Last Tuesday was supposed to be CT scan day but it wasn’t. When he woke in the morning my husband was too weak to make the journey. Several phone calls later we had it sorted out. The CT scan was canceled and the blood work was set up to be drawn at the house the next day. You see we figured that he was too weak from a low hemoglobin and needed a transfusion so our GP arranged to have lab come to the house. The results were back to us by Wednesday about the hemoglobin – it was at 107 and no transfusion was required.
On Thursday we heard from the GP. The white blood cell count was up and my husband was fighting an infection. This was something we suspected since he had just come off of antibiotics for pneumonia, however, his phlegm had gone from clear to yellow almost immediately after finishing the antibiotics. He figured he needed more to kick the pneumonia out. So as of Thursday he started another prescription. Unfortunately his breathing has gone completely downhill. Although he is on oxygen he still can’t catch his breath. He is wobbly and can’t walk more than two steps without being winded and needing to stop and rest.
I wish I knew what was happening to him.

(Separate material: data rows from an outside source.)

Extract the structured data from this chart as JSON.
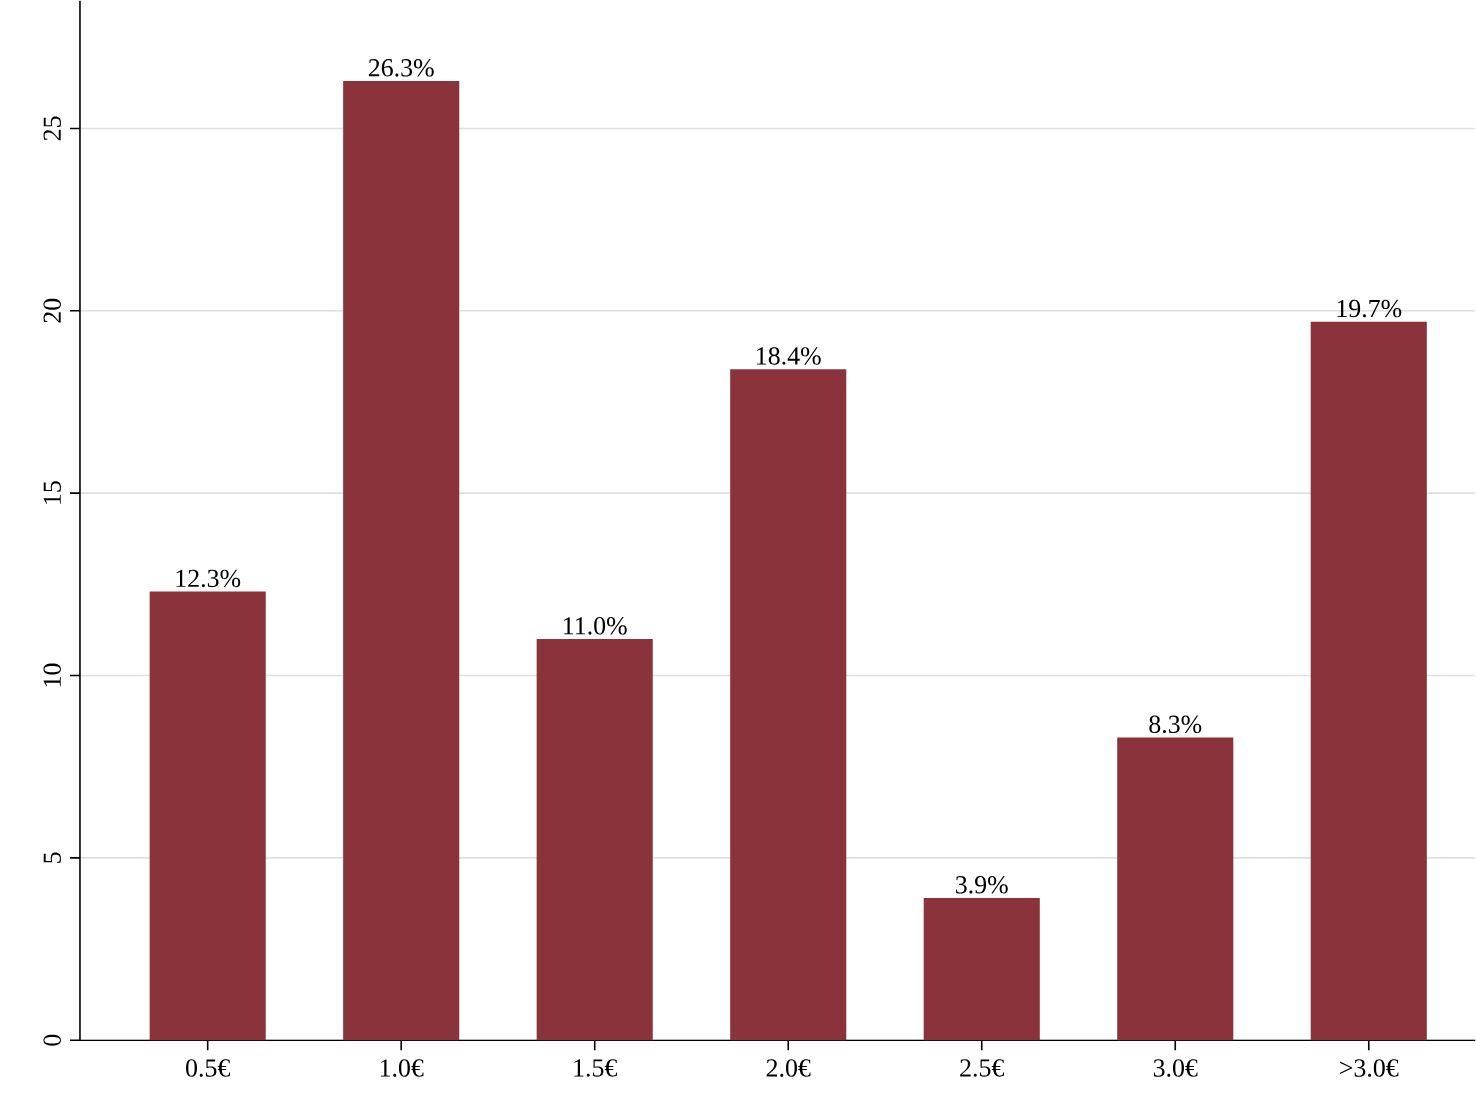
{
  "chart_data": {
    "type": "bar",
    "categories": [
      "0.5€",
      "1.0€",
      "1.5€",
      "2.0€",
      "2.5€",
      "3.0€",
      ">3.0€"
    ],
    "values": [
      12.3,
      26.3,
      11.0,
      18.4,
      3.9,
      8.3,
      19.7
    ],
    "value_labels": [
      "12.3%",
      "26.3%",
      "11.0%",
      "18.4%",
      "3.9%",
      "8.3%",
      "19.7%"
    ],
    "color": "#8b333b",
    "ylim": [
      0,
      28.5
    ],
    "yticks": [
      0,
      5,
      10,
      15,
      20,
      25
    ],
    "grid": "y"
  }
}
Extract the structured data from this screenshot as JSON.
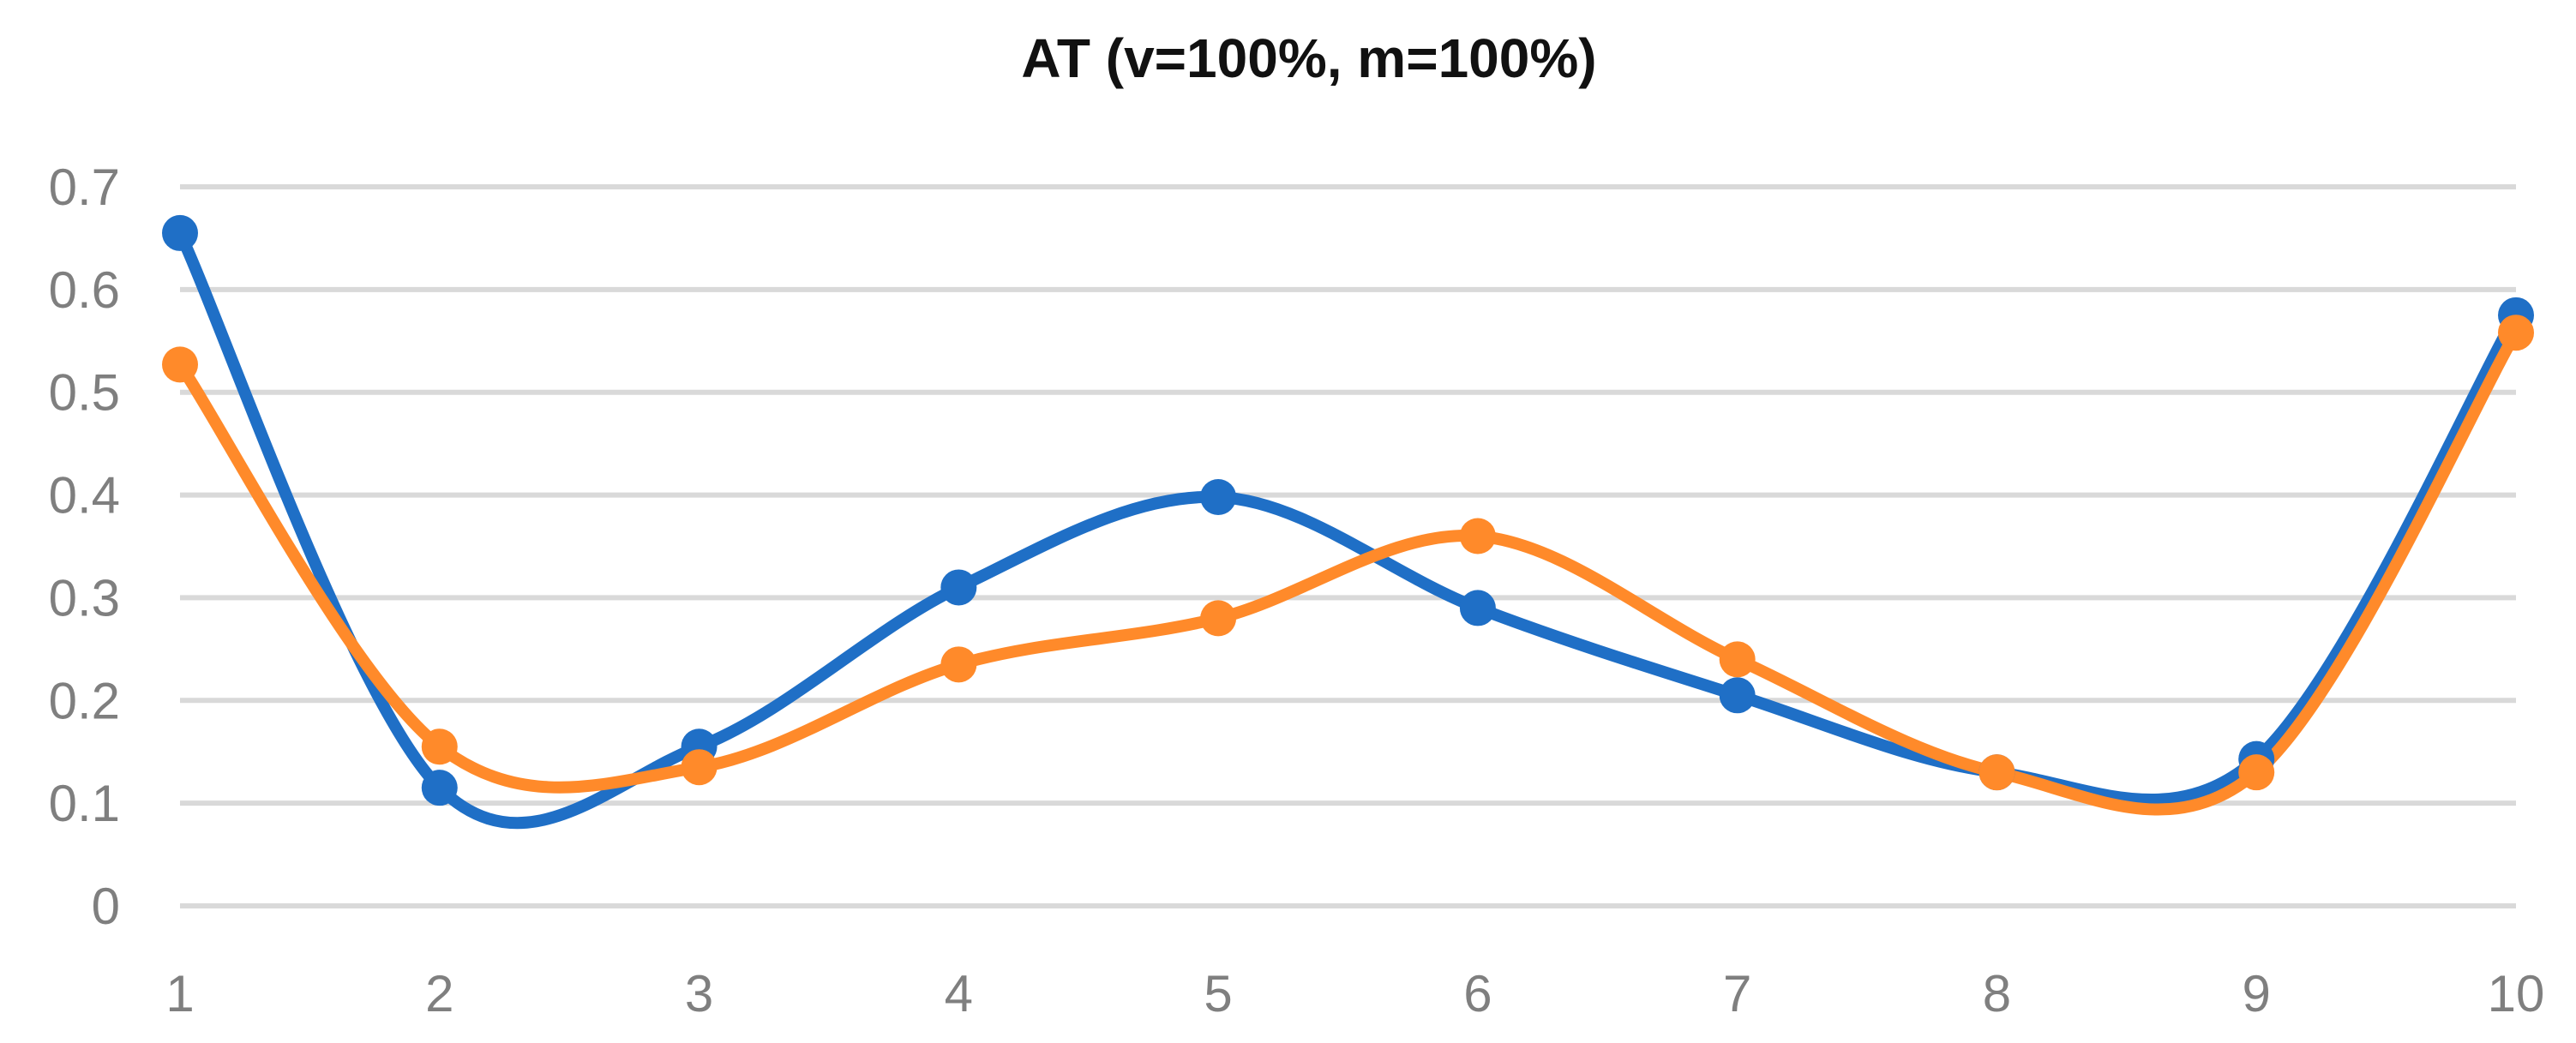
{
  "chart_data": {
    "type": "line",
    "title": "AT (v=100%, m=100%)",
    "xlabel": "",
    "ylabel": "",
    "x": [
      1,
      2,
      3,
      4,
      5,
      6,
      7,
      8,
      9,
      10
    ],
    "ylim": [
      0,
      0.7
    ],
    "yticks": [
      "0",
      "0.1",
      "0.2",
      "0.3",
      "0.4",
      "0.5",
      "0.6",
      "0.7"
    ],
    "xticks": [
      "1",
      "2",
      "3",
      "4",
      "5",
      "6",
      "7",
      "8",
      "9",
      "10"
    ],
    "grid": true,
    "legend": "none",
    "smooth": true,
    "series": [
      {
        "color": "#1f6fc6",
        "values": [
          0.655,
          0.115,
          0.155,
          0.31,
          0.398,
          0.29,
          0.205,
          0.13,
          0.143,
          0.575
        ]
      },
      {
        "color": "#ff8a2a",
        "values": [
          0.527,
          0.155,
          0.135,
          0.235,
          0.28,
          0.36,
          0.24,
          0.13,
          0.13,
          0.558
        ]
      }
    ]
  }
}
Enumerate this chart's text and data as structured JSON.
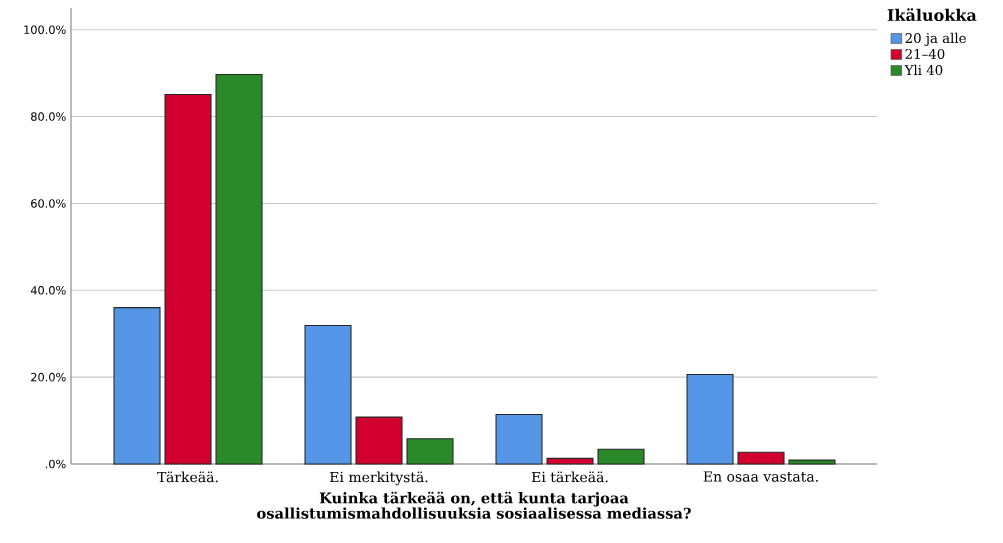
{
  "chart_data": {
    "type": "bar",
    "xlabel": "Kuinka tärkeää on, että kunta tarjoaa osallistumismahdollisuuksia sosiaalisessa mediassa?",
    "legend_title": "Ikäluokka",
    "categories": [
      "Tärkeää.",
      "Ei merkitystä.",
      "Ei tärkeää.",
      "En osaa vastata."
    ],
    "series": [
      {
        "name": "20 ja alle",
        "color": "#5596e6",
        "values": [
          36.0,
          31.9,
          11.4,
          20.6
        ]
      },
      {
        "name": "21–40",
        "color": "#d1002f",
        "values": [
          85.1,
          10.8,
          1.3,
          2.7
        ]
      },
      {
        "name": "Yli 40",
        "color": "#2a8a2a",
        "values": [
          89.7,
          5.8,
          3.4,
          0.9
        ]
      }
    ],
    "ylim": [
      0,
      105
    ],
    "yticks": [
      {
        "value": 0,
        "label": ".0%"
      },
      {
        "value": 20,
        "label": "20.0%"
      },
      {
        "value": 40,
        "label": "40.0%"
      },
      {
        "value": 60,
        "label": "60.0%"
      },
      {
        "value": 80,
        "label": "80.0%"
      },
      {
        "value": 100,
        "label": "100.0%"
      }
    ],
    "grid": "y",
    "legend": "top right"
  }
}
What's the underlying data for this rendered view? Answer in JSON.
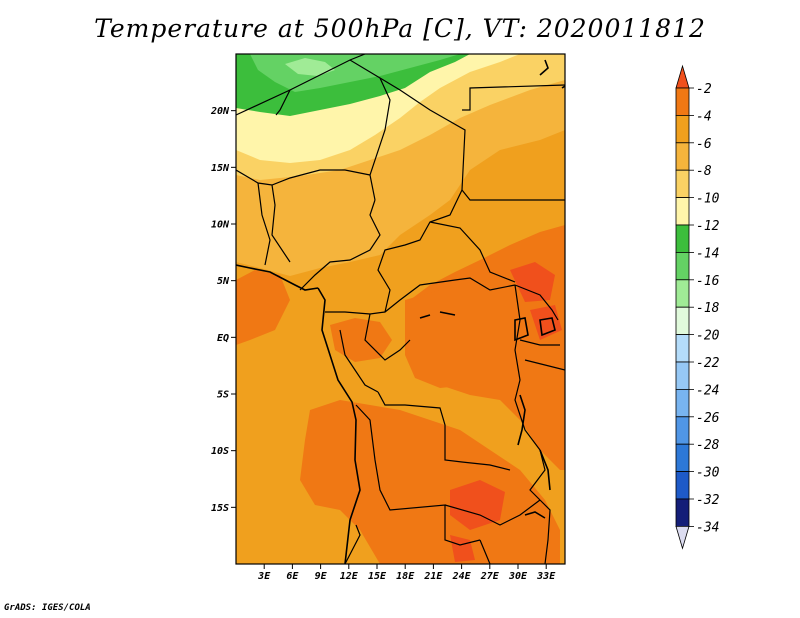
{
  "title": "Temperature at 500hPa [C], VT: 2020011812",
  "credit": "GrADS: IGES/COLA",
  "map": {
    "lon_range": [
      0,
      35
    ],
    "lat_range": [
      -20,
      25
    ],
    "lat_ticks": [
      {
        "value": 20,
        "label": "20N"
      },
      {
        "value": 15,
        "label": "15N"
      },
      {
        "value": 10,
        "label": "10N"
      },
      {
        "value": 5,
        "label": "5N"
      },
      {
        "value": 0,
        "label": "EQ"
      },
      {
        "value": -5,
        "label": "5S"
      },
      {
        "value": -10,
        "label": "10S"
      },
      {
        "value": -15,
        "label": "15S"
      }
    ],
    "lon_ticks": [
      {
        "value": 3,
        "label": "3E"
      },
      {
        "value": 6,
        "label": "6E"
      },
      {
        "value": 9,
        "label": "9E"
      },
      {
        "value": 12,
        "label": "12E"
      },
      {
        "value": 15,
        "label": "15E"
      },
      {
        "value": 18,
        "label": "18E"
      },
      {
        "value": 21,
        "label": "21E"
      },
      {
        "value": 24,
        "label": "24E"
      },
      {
        "value": 27,
        "label": "27E"
      },
      {
        "value": 30,
        "label": "30E"
      },
      {
        "value": 33,
        "label": "33E"
      }
    ]
  },
  "colorbar": {
    "levels": [
      "-2",
      "-4",
      "-6",
      "-8",
      "-10",
      "-12",
      "-14",
      "-16",
      "-18",
      "-20",
      "-22",
      "-24",
      "-26",
      "-28",
      "-30",
      "-32",
      "-34"
    ],
    "colors": [
      "#f0501c",
      "#f07814",
      "#f0a01e",
      "#f5b43c",
      "#fad264",
      "#fff5aa",
      "#3cbe3c",
      "#64d264",
      "#a0eb96",
      "#e1fadc",
      "#b4dcfa",
      "#96c8f5",
      "#78b4f0",
      "#5096e6",
      "#2d78d7",
      "#1e5ac8",
      "#141e78",
      "#dcdcf0"
    ]
  }
}
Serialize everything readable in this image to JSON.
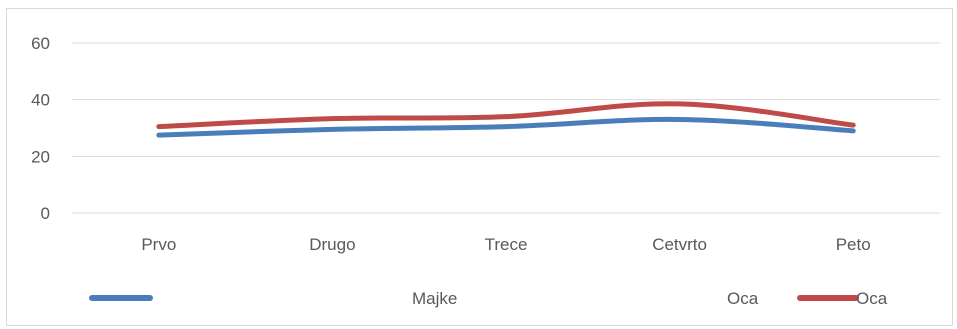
{
  "chart_data": {
    "type": "line",
    "categories": [
      "Prvo",
      "Drugo",
      "Trece",
      "Cetvrto",
      "Peto"
    ],
    "series": [
      {
        "name": "Majke",
        "values": [
          27.5,
          29.5,
          30.5,
          33,
          29
        ],
        "color": "#4a7ebb"
      },
      {
        "name": "Oca",
        "values": [
          30.5,
          33.3,
          34,
          38.5,
          31
        ],
        "color": "#be4b48"
      }
    ],
    "ylim": [
      0,
      60
    ],
    "yticks": [
      0,
      20,
      40,
      60
    ],
    "grid": true,
    "legend_position": "bottom",
    "legend": {
      "entry1_label": "Majke",
      "entry2_stray_label": "Oca",
      "entry2_label": "Oca"
    }
  }
}
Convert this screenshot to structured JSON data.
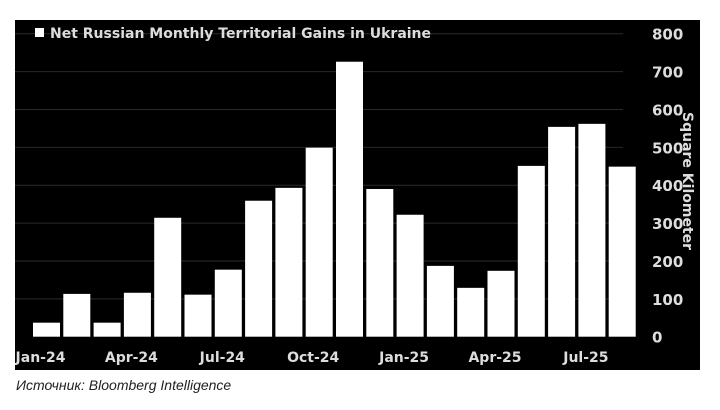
{
  "chart_data": {
    "type": "bar",
    "title": "Net Russian Monthly Territorial Gains in Ukraine",
    "ylabel": "Square Kilometer",
    "xlabel": "",
    "ylim": [
      0,
      800
    ],
    "yticks": [
      0,
      100,
      200,
      300,
      400,
      500,
      600,
      700,
      800
    ],
    "y_axis_side": "right",
    "grid": true,
    "legend": "top-left",
    "categories": [
      "Jan-24",
      "Feb-24",
      "Mar-24",
      "Apr-24",
      "May-24",
      "Jun-24",
      "Jul-24",
      "Aug-24",
      "Sep-24",
      "Oct-24",
      "Nov-24",
      "Dec-24",
      "Jan-25",
      "Feb-25",
      "Mar-25",
      "Apr-25",
      "May-25",
      "Jun-25",
      "Jul-25",
      "Aug-25"
    ],
    "xtick_labels": [
      "Jan-24",
      "Apr-24",
      "Jul-24",
      "Oct-24",
      "Jan-25",
      "Apr-25",
      "Jul-25"
    ],
    "values": [
      37,
      113,
      37,
      116,
      314,
      111,
      177,
      359,
      393,
      499,
      726,
      390,
      322,
      187,
      129,
      174,
      451,
      554,
      562,
      449
    ],
    "colors": {
      "background": "#000000",
      "bar": "#ffffff",
      "grid": "#2a2a2a",
      "text": "#dddddd"
    }
  },
  "source": "Источник: Bloomberg Intelligence"
}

His visiting nurse says his lungs sound good, the phlegm he coughs up has responded to the new antibiotics and is almost clear again – but yet he feels tighter than ever in his chest. Is it the cancer? Is it fear? Is it both?
He has asked for no visitors right now since it exhausts him just to sit let alone try to have interest in conversation. His appetite is still passable but he has gone off of so many foods it is getting more and more challenging to find stuff he will eat. And then there is the companionship piece. He wants me in his line of vision at all times, not to talk, just to know I am there – which I am.
I hope the next day or two brings a rebound, if not physically perhaps emotionally. I just want to hear him laugh again.